The named-pattern layer is the weakest part, and the honest record says so.
When the rule-based detector was compared against independent human labeling on
a mixed-genre corpus, agreement was near chance (macro-F1 of 0.157; a later
rule revision reached about 0.27, still low). So a frame match should move you
to look closer, never to conclude. The full study lives in
`fvs_eval/validation_study/`, and `VALIDATION_PROGRAM.md` and
`ANTICIPATED_CRITIQUES.md` keep the running account of what is and is not
established.
One thing does hold up under a controlled check: the same content rewritten
from a different frame produces a measurably different structural profile. The
structural signals track framing even though the named-pattern labels do not
yet match human readers well.
Code is Apache-2.0. The frame vocabulary, this document, and the worked
examples are CC-BY-4.0, so they can be cited and reused.

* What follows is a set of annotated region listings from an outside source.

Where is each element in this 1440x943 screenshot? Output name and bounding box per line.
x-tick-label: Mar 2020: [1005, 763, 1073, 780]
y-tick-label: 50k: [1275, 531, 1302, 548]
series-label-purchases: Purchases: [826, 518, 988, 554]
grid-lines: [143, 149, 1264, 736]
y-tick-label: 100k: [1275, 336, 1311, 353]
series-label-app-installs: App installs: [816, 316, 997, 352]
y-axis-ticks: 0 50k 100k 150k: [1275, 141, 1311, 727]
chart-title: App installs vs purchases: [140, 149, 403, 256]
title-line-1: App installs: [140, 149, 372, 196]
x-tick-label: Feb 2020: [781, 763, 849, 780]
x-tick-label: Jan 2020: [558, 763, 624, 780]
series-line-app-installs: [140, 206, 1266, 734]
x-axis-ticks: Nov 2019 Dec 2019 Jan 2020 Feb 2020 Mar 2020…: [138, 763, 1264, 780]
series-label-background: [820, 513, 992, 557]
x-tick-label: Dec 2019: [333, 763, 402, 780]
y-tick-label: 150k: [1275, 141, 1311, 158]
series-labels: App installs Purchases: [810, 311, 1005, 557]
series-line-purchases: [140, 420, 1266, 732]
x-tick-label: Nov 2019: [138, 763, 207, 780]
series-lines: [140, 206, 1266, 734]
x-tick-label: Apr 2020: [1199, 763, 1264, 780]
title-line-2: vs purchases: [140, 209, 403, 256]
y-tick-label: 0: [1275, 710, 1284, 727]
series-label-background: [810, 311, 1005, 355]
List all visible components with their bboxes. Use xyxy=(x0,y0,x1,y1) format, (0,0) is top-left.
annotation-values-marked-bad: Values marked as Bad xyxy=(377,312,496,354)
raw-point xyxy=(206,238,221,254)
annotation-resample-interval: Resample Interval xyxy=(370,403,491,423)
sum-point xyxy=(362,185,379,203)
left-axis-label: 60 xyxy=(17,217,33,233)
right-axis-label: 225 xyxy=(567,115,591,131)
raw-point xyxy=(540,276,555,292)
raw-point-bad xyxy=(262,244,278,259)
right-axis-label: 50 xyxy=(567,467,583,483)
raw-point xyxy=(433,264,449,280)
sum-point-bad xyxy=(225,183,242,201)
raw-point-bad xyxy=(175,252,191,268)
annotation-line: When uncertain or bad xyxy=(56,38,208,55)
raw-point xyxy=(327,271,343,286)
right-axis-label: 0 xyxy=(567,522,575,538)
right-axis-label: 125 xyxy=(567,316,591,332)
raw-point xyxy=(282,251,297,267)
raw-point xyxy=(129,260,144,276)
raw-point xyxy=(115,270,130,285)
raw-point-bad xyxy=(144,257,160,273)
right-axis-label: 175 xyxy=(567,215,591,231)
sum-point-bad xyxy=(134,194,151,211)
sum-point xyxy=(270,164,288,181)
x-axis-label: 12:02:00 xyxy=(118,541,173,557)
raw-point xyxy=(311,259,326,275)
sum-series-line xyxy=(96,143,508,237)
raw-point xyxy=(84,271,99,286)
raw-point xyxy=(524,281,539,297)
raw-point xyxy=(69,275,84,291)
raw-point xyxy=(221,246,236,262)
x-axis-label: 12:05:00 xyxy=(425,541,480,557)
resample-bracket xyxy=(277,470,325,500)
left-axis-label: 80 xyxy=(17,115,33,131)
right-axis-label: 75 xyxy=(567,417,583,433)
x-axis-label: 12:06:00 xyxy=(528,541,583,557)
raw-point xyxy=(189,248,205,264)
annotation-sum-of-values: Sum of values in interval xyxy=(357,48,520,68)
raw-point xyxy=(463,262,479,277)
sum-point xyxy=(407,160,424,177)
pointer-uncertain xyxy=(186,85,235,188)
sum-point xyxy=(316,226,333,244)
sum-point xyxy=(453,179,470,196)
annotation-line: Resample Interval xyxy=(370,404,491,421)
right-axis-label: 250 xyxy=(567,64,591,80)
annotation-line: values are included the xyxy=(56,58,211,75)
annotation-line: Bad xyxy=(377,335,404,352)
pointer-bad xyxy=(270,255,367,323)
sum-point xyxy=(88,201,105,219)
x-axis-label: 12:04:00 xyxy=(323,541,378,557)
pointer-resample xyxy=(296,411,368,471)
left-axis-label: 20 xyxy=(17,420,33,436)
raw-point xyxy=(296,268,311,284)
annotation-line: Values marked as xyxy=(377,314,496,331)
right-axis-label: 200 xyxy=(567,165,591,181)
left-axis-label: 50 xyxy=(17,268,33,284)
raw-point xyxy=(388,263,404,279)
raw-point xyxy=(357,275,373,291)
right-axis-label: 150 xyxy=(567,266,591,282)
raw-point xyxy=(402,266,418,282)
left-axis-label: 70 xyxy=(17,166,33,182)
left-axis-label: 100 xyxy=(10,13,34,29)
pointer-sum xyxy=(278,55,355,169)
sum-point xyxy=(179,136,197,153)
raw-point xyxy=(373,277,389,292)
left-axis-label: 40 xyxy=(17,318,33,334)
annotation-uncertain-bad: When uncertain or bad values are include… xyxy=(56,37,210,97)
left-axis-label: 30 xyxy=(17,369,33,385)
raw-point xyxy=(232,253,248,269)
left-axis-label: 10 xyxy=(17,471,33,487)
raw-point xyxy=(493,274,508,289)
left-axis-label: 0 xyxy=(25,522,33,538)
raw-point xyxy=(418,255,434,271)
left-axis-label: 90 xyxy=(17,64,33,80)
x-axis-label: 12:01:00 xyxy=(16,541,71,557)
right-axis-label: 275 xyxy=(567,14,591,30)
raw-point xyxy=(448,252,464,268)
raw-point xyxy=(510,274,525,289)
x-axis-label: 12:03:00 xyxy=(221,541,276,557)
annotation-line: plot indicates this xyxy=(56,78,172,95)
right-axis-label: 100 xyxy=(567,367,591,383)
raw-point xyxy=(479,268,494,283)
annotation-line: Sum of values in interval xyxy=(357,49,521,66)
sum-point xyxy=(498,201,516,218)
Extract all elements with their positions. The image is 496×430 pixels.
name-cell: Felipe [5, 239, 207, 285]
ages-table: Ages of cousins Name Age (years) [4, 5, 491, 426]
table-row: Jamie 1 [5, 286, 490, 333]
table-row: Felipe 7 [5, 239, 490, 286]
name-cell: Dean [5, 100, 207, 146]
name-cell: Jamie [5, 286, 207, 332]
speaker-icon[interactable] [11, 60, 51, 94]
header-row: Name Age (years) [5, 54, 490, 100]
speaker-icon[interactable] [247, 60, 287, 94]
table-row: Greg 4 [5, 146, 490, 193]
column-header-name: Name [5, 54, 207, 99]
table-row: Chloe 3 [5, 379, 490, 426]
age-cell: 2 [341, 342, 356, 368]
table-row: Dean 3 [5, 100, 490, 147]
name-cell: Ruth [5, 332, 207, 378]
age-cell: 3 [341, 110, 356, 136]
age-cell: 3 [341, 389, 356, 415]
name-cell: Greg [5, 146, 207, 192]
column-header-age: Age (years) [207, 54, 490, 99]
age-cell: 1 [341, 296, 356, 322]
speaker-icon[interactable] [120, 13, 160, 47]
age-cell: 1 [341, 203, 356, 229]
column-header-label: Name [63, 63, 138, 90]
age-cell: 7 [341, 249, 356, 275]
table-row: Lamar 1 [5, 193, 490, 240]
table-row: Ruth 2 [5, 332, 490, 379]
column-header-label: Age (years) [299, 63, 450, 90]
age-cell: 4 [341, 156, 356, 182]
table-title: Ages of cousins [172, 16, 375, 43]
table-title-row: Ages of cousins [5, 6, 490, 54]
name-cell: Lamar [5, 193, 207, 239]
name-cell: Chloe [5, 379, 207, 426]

Lucic, L. (2026). Frame Check: a tool for seeing the frame in
documents and checking their claims. https://frame.clarethium.com
See `CITATION.cff` for the canonical record.
The frame vocabulary v0.2.0 catalogs the structural framing patterns this methodology detects. 16 entries are published and curated; 4 were withdrawn during review and are documented with disposition notes at the library index.